A brief statement said he had convened a session of the Supreme Planning Council for Monday “to approve new programs for the planning and sale of housing units in all parts of the (West Bank).”
It did not give details.
The Hebrew-language statement said the move was “part of the policy of Defense Minister Avigdor Lieberman to strengthen settlement in Judea and Samaria,” the Hebrew biblical term for the West Bank.
Israel occupied the territory in the Six-Day War of 1967. Today more than 600,000 Jewish settlers live there and in annexed east Jerusalem among 2.9 million Palestinians, with frequent outbreaks of violence between the sides.
The settlements are deemed illegal under international law and widely seen as a main obstacle to peace.
The central committee of Israeli Prime Minister Benjamin Netanyahu’s Likud Party on Sunday passed a resolution urging its MPs to work for annexation of the West Bank settlements.

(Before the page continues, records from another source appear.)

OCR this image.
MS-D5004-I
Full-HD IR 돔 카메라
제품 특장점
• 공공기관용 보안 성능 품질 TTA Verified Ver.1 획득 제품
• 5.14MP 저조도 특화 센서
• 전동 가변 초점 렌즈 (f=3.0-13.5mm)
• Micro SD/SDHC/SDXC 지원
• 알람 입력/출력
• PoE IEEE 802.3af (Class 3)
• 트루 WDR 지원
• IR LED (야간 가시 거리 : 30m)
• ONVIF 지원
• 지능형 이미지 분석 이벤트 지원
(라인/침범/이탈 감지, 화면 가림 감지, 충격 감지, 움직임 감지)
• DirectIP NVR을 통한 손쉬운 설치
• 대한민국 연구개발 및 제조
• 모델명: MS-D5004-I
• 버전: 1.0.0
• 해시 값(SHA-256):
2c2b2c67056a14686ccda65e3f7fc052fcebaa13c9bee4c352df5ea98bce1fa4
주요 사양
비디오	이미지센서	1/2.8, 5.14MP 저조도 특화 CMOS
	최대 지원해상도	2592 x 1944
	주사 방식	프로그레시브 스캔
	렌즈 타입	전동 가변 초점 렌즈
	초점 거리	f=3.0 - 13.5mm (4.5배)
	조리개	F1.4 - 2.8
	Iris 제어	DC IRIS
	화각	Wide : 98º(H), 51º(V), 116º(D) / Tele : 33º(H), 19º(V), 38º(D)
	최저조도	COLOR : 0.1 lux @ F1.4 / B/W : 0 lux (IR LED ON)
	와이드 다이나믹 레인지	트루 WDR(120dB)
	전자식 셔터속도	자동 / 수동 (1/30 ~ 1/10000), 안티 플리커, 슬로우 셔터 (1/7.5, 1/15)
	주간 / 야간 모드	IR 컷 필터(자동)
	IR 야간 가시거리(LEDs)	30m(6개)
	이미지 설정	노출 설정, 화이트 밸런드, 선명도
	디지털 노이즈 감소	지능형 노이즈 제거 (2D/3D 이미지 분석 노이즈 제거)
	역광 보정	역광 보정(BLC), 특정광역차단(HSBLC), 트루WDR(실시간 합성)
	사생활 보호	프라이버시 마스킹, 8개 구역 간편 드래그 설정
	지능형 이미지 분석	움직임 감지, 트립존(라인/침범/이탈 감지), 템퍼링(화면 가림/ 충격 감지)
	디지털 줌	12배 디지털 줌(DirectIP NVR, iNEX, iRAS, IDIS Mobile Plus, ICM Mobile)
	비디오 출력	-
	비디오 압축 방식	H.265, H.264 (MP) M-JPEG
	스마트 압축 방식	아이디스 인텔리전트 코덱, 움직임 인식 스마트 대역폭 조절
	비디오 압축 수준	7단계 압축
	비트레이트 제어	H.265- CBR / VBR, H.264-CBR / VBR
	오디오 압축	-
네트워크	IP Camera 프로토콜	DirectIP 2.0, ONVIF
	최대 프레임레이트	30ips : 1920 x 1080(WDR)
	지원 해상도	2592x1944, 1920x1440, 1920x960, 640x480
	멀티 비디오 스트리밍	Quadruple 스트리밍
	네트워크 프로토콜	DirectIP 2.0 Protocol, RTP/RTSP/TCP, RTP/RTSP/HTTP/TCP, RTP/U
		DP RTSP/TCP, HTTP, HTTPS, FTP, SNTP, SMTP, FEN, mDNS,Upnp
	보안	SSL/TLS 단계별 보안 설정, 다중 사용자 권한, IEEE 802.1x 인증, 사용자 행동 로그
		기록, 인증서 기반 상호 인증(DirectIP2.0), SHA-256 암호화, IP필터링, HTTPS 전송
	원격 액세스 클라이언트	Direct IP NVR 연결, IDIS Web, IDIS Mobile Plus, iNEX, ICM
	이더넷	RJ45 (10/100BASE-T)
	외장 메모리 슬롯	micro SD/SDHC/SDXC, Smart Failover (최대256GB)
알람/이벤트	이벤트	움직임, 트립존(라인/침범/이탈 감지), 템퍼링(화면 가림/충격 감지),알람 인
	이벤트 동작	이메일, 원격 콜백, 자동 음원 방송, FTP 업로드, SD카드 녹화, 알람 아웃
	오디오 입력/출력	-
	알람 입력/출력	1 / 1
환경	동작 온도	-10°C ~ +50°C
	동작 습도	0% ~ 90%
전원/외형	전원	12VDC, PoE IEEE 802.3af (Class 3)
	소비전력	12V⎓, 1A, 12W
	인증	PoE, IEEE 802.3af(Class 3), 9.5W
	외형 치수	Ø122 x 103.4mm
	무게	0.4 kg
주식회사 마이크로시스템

Taking such a measure could effectively end prospects for a two-state solution to the IsraeliPalestinian conflict as there would be little area left for a Palestinian state.
But a significant number of members of Netanyahu’s rightwing coalition say that is precisely what they are seeking and openly oppose a Palestinian state.
Palestinian President Mahmoud Abbas on Monday harshly condemned the Likud vote and criticized the US for its silence.
“We hope that this vote serves as a reminder for the international community that the Israeli government, with the full support of the US administration, is not interested in a just and lasting peace,” he said.